20161130

Brufe, Portugal

O escritório disponibiliza aos funcionários um espaço de lazer no mais profundo das suas instalações. Convenientemente perto dos cubículos sanitários mas afastado o suficiente para não os sentir como próximos, este lounge equipado e funcional faz janela com o exterior. Daqui apreciam-se as vistas, fuma-se e sorvem-se intermináveis cafés. Quando o tempo permite entreabre-se uma frincha para libertar o fumo. Vista das traseiras do prédio a janela é como um tubo de escape de uma máquina a carburar em ponto morto. Um andar parado num engarrafamento de pisos. Como explica o pesado gradeamento abraçado à janela, este quartinho dos fundos é um espaço seguro. Mantém a ferros a integridade física dos de fora e dos de dentro. Por ali só se esgueiram as pombas. Por ali só se escapam as mágoas.
Mas a morte ronda perto. De facto, todo o horizonte da janela é tomado pela morte. Não a morte seca, arrancada de súbito e a frio, mas a morte composta. Encenada e vistosa. A morte como é imaginada pela vida temerosa. A morte reverenciada com cautela. Um vasto cemitério, dos mais ricos da região, empareda o horizonte. As cruzes e as lápides sucumbem aqui à opulência dos mausoléus. Uma cidade silenciosa na toponímia, gótica nos telhados, pisos e jardins, e viva no bulício dos gatos e das pombas.
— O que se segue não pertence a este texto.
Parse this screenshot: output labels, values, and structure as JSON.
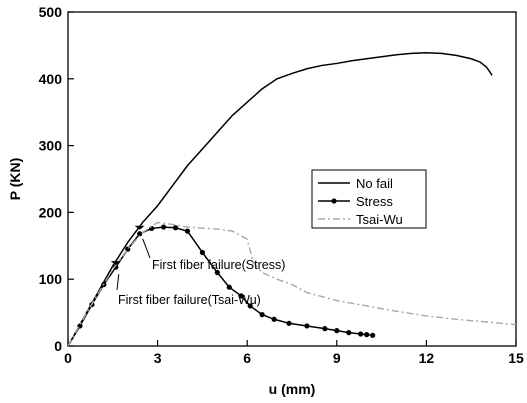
{
  "chart_data": {
    "type": "line",
    "xlabel": "u (mm)",
    "ylabel": "P (KN)",
    "xlim": [
      0,
      15
    ],
    "ylim": [
      0,
      500
    ],
    "xticks": [
      0,
      3,
      6,
      9,
      12,
      15
    ],
    "yticks": [
      0,
      100,
      200,
      300,
      400,
      500
    ],
    "grid": false,
    "legend_position": "center-right",
    "series": [
      {
        "name": "No fail",
        "color": "#000000",
        "style": "solid",
        "marker": "none",
        "x": [
          0,
          0.5,
          1,
          1.5,
          2,
          2.5,
          3,
          3.5,
          4,
          4.5,
          5,
          5.5,
          6,
          6.5,
          7,
          7.5,
          8,
          8.5,
          9,
          9.5,
          10,
          10.5,
          11,
          11.5,
          12,
          12.5,
          13,
          13.5,
          13.8,
          14,
          14.1,
          14.2
        ],
        "y": [
          0,
          40,
          80,
          120,
          155,
          185,
          210,
          240,
          270,
          295,
          320,
          345,
          365,
          385,
          400,
          408,
          415,
          420,
          423,
          427,
          430,
          433,
          436,
          438,
          439,
          438,
          435,
          430,
          425,
          418,
          412,
          405
        ]
      },
      {
        "name": "Stress",
        "color": "#000000",
        "style": "solid",
        "marker": "circle",
        "x": [
          0,
          0.4,
          0.8,
          1.2,
          1.6,
          2.0,
          2.4,
          2.8,
          3.2,
          3.6,
          4.0,
          4.5,
          5.0,
          5.4,
          5.8,
          6.1,
          6.5,
          6.9,
          7.4,
          8.0,
          8.6,
          9.0,
          9.4,
          9.8,
          10.0,
          10.2
        ],
        "y": [
          0,
          30,
          62,
          92,
          118,
          145,
          168,
          176,
          178,
          177,
          172,
          140,
          110,
          88,
          75,
          60,
          47,
          40,
          34,
          30,
          26,
          23,
          20,
          18,
          17,
          16
        ]
      },
      {
        "name": "Tsai-Wu",
        "color": "#a8a8a8",
        "style": "dash-dot",
        "marker": "none",
        "x": [
          0,
          0.5,
          1,
          1.5,
          2,
          2.5,
          3,
          3.5,
          4,
          5,
          5.5,
          6,
          6.2,
          6.5,
          7,
          7.5,
          8,
          9,
          10,
          11,
          12,
          13,
          14,
          15
        ],
        "y": [
          0,
          40,
          78,
          115,
          145,
          170,
          185,
          182,
          178,
          175,
          172,
          160,
          125,
          110,
          100,
          92,
          80,
          68,
          60,
          52,
          45,
          40,
          36,
          32
        ]
      }
    ],
    "annotations": [
      {
        "text": "First fiber failure(Stress)",
        "point": [
          2.4,
          168
        ]
      },
      {
        "text": "First fiber failure(Tsai-Wu)",
        "point": [
          1.6,
          115
        ]
      }
    ]
  }
}
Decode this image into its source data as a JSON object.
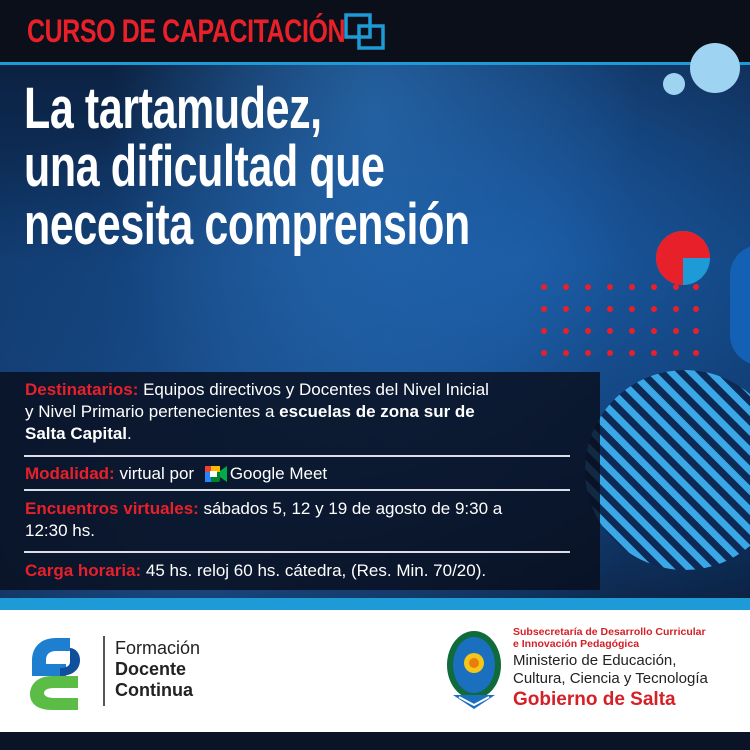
{
  "header": {
    "course_label": "CURSO DE CAPACITACIÓN"
  },
  "title": {
    "line1": "La tartamudez,",
    "line2": "una dificultad que",
    "line3": "necesita comprensión"
  },
  "info": {
    "recipients_label": "Destinatarios:",
    "recipients_text_1": " Equipos directivos y Docentes del Nivel Inicial",
    "recipients_text_2": "y Nivel Primario pertenecientes a ",
    "recipients_bold_1": "escuelas de zona sur de",
    "recipients_bold_2": "Salta Capital",
    "recipients_end": ".",
    "modality_label": "Modalidad:",
    "modality_text": " virtual por ",
    "meet_label": "Google Meet",
    "meetings_label": "Encuentros virtuales:",
    "meetings_text_1": " sábados 5, 12 y 19 de agosto de 9:30 a",
    "meetings_text_2": "12:30 hs.",
    "hours_label": "Carga horaria:",
    "hours_text": " 45 hs. reloj 60 hs. cátedra, (Res. Min. 70/20)."
  },
  "footer": {
    "fdc_line1": "Formación",
    "fdc_line2": "Docente",
    "fdc_line3": "Continua",
    "gov_sub_1": "Subsecretaría de Desarrollo Curricular",
    "gov_sub_2": "e Innovación Pedagógica",
    "gov_min_1": "Ministerio de Educación,",
    "gov_min_2": "Cultura, Ciencia y Tecnología",
    "gov_name": "Gobierno de Salta"
  },
  "colors": {
    "accent_red": "#e8202a",
    "accent_blue": "#1e9ad6",
    "light_blue": "#9fd3f2"
  }
}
Só os vivos aqui se mexem como mortos. Figuras paradas e cinzentas, cabisbaixas e de expressão dura como a estatuária.
Da janela tem-se uma vista privilegiada sobre esta cidade. Da janela está-se condenado a ver a morte atrás das grades.

20161118

Portel, Portugal

A mãe, monstruosa, fustigava sem dó nem tom a filha diminuta, uma polegadazita. Lançava-lhe em vagas desvairadas os impropérios que guardava de uma vida castigada. Reforçava esta formação ao rebento com encontrões secos do carrinho de bebé onde carregava um descuido de poucos meses. A menina, de outro mundo e outro tempo, arregalava os olhos com força para não perder a infância de vista. Os seus olhos eram de um azul-frágil e doíam-lhe muito, assim abertos. Por eles, de polpa tenra e cristalina, entravam as dores do crescimento.